Ribaltando tutti i sondaggi Elly Schlein è stata eletta alla guida del Pd con il 53 per cento dei consensi, pur avendo perso, e con ampio margine, il voto riservato agli iscritti al partito, che le hanno preferito il governatore dell’Emilia Romagna Stefano Bonaccini, suo principale sfidante.

Svolta a sinistra

Schlein rappresenta l’ala più socialista e radicale del partito: si dice contraria all’utilizzo dell’energia nucleare, all’invio di armi all’Ucraina e all’autonomia differenziata, mentre è favorevole alle imposte patrimoniali (successione compresa), vorrebbe tasse più alte e politiche sociali basate sui sussidi come il reddito di cittadinanza.

Proprio il sussidio grillino è il tema principale che desidera portare avanti assieme al Movimento 5 Stelle, con il quale ha ribadito di voler ricomporre l’alleanza a cui abbiamo tragicamente assistito con il Conte 2 e nel governo Draghi detto di “unità nazionale”.

Il Partito democratico può contare da oggi su un segretario che forse più dei suoi predecessori saprà intercettare i voti della sinistra estrema dispersi tra 5 Stelle, astensionismo e liste varie di sinistra.
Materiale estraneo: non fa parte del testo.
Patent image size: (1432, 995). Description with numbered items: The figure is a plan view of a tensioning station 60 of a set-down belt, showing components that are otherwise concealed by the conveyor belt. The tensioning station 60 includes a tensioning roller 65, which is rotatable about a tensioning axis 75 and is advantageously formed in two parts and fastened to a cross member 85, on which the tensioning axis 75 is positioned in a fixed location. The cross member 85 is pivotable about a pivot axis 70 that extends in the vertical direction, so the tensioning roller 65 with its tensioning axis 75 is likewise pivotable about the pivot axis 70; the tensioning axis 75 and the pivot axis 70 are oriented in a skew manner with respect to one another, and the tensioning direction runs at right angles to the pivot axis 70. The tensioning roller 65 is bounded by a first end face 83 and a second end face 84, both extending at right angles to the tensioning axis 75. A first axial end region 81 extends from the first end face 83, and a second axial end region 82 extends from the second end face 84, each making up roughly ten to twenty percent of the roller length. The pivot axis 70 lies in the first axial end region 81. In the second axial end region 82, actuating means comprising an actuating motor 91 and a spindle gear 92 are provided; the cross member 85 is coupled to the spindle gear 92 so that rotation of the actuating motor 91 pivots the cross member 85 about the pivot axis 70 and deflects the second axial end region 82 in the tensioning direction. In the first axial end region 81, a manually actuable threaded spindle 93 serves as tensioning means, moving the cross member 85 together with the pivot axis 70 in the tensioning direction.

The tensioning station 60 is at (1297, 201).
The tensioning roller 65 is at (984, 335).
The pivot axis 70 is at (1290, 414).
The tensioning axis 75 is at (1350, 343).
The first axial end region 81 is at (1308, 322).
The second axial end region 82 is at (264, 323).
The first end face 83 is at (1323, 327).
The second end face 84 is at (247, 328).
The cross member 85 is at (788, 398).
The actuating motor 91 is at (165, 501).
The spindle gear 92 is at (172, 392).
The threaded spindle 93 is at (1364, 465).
Ma non è tutto oro quel che luccica.

Il declino delle primarie Pd

Infatti, domenica 26 febbraio, i Democratici hanno deposto una pietra tombale su ogni possibile alleanza con il Terzo polo, si riscoprono divisi più che mai, con un segretario che loro stessi non vogliono e un’affluenza talmente bassa da far pensare che mai la situazione in casa Pd fosse stata così tragica.

Facciamo parlare i numeri, andando a riprendere i dati sul numero di votanti alle varie elezioni primarie dei Dem: nell’autunno del 2007 l’entusiasmo iniziale premia Walter Veltroni e porta a votare ben 3,5 milioni di persone, cifra che ormai potrebbe superare anche il numero di elettori totali del partito.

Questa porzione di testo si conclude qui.